Functional prediction of bacterial metabolism
The 16S rRNA gene sequence was predicted in KEGG, COG and rfam3 functional spectrum databases by PICRUSt functional prediction analysis. The predicted functional spectrum data are clustered according to the abundance distribution of functional groups or the similarity between samples, and the functional groups and samples are sorted according to the clustering results. Using R software, the functional groups in the top 50 of the abundance were clustered and analyzed, and a heat map (Figure 6A) was drawn, showing that there were significant differences between the high-fat diet group and the normal diet group. R software was used to calculate the number of common functional groups of each sample, and the proportion of common and unique functional groups of each sample was visualized through Venn diagram. The results showed that the number of functional groups in the HF group was significantly increased compared with the Control group, and that in the hydrogen group was decreased compared with the non-hydrogen group (Figure 6B).

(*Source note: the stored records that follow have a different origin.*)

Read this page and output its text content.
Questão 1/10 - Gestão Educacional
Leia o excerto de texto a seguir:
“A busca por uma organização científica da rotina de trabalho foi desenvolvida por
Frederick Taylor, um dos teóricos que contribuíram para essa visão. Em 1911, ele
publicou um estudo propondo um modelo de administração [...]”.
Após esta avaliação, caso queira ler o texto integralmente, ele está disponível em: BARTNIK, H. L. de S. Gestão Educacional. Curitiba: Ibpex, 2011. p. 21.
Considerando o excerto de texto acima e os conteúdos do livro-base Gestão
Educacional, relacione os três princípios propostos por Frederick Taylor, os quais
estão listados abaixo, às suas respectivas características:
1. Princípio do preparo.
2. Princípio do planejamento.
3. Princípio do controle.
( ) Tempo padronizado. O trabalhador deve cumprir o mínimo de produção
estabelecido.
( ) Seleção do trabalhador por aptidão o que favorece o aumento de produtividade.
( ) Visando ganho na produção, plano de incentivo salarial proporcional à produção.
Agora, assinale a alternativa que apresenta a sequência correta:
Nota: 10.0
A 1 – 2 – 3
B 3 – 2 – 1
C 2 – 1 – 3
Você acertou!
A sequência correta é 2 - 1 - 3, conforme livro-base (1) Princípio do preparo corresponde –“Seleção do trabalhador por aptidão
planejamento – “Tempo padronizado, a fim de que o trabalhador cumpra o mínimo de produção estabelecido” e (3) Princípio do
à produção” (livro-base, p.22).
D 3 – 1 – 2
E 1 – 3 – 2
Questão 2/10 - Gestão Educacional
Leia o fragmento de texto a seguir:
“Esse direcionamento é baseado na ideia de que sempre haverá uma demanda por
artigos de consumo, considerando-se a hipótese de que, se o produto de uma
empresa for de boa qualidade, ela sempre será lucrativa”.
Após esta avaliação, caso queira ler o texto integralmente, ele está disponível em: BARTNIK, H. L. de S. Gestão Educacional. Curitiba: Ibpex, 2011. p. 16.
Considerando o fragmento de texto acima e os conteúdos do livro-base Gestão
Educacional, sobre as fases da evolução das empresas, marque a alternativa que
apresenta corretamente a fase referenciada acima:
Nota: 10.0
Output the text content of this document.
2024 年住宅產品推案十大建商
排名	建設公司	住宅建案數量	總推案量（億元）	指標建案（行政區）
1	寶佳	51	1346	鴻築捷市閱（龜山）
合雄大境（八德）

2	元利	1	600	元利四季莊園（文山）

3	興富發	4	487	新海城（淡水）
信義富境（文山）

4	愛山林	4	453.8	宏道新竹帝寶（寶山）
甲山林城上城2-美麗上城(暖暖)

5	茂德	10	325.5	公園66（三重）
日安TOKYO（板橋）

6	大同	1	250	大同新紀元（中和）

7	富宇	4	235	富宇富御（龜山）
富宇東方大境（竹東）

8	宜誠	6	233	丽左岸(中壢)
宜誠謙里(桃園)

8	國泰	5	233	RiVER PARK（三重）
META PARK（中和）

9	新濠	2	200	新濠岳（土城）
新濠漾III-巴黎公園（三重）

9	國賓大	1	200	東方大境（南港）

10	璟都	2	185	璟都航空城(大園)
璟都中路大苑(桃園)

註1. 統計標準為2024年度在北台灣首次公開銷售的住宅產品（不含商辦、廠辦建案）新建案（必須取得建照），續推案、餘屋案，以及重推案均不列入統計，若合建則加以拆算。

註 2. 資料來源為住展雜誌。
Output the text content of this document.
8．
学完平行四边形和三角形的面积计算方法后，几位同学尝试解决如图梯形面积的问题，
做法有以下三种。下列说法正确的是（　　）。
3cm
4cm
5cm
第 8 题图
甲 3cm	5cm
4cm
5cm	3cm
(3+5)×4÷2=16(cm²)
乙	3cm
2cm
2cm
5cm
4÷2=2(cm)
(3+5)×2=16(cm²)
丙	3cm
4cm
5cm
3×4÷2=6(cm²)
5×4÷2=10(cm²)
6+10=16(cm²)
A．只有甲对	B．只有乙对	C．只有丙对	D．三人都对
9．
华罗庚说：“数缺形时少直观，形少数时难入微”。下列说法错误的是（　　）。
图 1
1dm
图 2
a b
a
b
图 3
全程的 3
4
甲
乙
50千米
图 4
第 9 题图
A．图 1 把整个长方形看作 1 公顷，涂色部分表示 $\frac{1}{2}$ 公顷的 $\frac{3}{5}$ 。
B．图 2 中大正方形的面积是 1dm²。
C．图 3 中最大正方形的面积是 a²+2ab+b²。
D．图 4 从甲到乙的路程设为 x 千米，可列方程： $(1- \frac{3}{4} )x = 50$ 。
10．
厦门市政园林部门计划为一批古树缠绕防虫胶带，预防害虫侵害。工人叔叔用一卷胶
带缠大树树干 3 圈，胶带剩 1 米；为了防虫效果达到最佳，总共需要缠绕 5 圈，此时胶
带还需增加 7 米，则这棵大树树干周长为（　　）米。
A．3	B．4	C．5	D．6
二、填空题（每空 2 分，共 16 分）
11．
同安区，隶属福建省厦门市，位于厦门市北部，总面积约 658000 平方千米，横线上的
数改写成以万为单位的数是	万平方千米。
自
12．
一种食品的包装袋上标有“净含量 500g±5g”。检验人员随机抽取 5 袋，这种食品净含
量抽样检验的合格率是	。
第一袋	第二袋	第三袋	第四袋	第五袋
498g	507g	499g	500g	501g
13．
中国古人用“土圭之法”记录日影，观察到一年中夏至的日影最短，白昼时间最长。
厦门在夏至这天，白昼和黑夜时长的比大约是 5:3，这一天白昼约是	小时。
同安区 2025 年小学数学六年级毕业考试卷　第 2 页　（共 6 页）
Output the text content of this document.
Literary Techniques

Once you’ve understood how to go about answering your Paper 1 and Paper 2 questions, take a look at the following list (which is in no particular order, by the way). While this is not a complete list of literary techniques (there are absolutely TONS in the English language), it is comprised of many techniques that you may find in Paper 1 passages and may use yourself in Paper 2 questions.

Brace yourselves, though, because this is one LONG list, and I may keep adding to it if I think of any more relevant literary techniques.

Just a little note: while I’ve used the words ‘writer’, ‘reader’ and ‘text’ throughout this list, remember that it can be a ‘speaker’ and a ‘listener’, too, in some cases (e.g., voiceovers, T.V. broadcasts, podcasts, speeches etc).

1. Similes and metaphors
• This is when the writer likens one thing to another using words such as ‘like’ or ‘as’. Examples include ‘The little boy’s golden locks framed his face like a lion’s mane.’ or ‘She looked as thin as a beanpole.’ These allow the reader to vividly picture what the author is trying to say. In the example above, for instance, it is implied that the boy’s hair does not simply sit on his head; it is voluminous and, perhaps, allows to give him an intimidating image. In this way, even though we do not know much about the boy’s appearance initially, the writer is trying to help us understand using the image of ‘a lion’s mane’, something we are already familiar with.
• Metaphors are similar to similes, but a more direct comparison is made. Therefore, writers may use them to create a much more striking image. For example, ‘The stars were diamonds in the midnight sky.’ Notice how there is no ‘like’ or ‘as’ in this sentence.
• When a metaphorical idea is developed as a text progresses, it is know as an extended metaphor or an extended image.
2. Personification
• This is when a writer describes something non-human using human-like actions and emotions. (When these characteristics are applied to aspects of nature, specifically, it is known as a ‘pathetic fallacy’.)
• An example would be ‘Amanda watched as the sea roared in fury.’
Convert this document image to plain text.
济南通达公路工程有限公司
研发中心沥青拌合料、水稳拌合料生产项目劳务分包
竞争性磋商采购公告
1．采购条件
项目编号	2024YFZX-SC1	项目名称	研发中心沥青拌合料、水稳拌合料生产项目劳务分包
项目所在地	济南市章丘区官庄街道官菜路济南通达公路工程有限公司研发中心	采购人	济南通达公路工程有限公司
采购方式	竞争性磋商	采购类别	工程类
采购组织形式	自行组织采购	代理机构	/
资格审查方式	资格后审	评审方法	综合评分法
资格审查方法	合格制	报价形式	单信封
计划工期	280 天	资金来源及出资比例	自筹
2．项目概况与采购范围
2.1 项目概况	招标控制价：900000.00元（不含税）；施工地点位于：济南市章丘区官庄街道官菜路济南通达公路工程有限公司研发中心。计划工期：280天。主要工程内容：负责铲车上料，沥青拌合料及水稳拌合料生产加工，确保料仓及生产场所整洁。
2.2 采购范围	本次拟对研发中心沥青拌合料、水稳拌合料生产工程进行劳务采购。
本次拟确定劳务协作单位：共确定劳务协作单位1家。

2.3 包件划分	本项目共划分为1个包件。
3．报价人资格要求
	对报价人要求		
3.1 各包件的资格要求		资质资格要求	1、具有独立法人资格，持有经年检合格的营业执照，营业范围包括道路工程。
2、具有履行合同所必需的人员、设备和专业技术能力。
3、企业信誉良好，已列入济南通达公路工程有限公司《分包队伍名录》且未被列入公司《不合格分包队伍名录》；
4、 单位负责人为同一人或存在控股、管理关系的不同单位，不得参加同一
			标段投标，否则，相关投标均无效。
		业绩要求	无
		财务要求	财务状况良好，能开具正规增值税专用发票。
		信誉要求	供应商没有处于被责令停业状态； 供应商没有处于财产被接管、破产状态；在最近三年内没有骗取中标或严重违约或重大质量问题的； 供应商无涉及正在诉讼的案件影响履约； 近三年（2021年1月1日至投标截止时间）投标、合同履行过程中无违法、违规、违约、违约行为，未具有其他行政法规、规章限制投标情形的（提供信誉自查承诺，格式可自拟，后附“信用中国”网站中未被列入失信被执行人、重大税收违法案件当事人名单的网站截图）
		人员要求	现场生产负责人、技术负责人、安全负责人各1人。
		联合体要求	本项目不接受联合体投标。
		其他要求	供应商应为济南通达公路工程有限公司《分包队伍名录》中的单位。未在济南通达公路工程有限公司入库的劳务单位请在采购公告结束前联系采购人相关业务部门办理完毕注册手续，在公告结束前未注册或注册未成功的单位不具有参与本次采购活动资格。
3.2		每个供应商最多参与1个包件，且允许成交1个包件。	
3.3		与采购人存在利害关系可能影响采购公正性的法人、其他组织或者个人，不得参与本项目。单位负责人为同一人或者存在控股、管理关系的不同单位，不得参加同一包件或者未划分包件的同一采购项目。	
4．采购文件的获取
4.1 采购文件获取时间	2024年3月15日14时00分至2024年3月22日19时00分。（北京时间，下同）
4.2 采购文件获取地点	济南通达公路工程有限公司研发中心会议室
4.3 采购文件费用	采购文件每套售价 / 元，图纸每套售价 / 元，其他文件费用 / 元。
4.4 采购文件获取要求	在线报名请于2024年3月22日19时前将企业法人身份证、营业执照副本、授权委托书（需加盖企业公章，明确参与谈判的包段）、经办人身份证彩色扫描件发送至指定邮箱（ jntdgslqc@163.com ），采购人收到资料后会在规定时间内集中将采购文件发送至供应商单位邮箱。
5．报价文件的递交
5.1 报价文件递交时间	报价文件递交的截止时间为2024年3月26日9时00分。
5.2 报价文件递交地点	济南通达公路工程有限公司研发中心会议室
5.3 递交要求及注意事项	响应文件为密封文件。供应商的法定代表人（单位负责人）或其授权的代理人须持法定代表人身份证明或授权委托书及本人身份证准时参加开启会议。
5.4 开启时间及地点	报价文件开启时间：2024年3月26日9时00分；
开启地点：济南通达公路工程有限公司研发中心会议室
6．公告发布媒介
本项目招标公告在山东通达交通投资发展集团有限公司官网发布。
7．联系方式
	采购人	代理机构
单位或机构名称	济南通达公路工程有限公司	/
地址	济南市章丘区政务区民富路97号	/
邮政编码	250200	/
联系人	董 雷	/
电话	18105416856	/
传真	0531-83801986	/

Violin diagram was drawn to show the abundance distribution of the predicted functional groups in each sample (Figure 6C). The results showed that the flora abundance of the HF group involved in lipid metabolism, energy metabolism and amino acid metabolism was significantly increased compared with the Control group, while the flora abundance of the HF group involved in glycan biosynthesis, metabolism and glucose metabolism was decreased. The abundance of bacteria involved in cell communication, cell migration, cell growth and death increased significantly. The number of bacteria involved in the transcription of genetic information increased and the abundance of bacteria involved in translation decreased significantly. The abundance of bacteria involved in neurodegenerative diseases and cardiovascular diseases increased significantly. The abundance of bacteria involved in the body's immune system decreased significantly and the abundance of bacteria involved in the endocrine system and circulatory system increased significantly.
The expression of ICL gene in P. aeruginosa, S. aureus, A. baumannii, K.pneumoniae, C. albicans and X. maltophilia
To investigate whether changes in microbes in the lungs of mice on a high-fat diet were due to changes in glyoxylic acid circulation in bacteria caused by a high-fat environment. We designed primers using the ICL sequence, a key enzyme in the glyoxylic acid cycle, to detect the expression of ICL genes in several clinical pathogens significantly associated with the development of asthma. qPCR results (Figure 7) showed that the ICL gene expression in P. aeruginosa, S. aureus and A. baumandii in the HF group was significantly increased compared with that of the Control group, and P. aeruginosa was significantly decreased after hydrogen supplementation. However, K. pneumoniae, C. albicans and X. maltophilia showed no significant changes.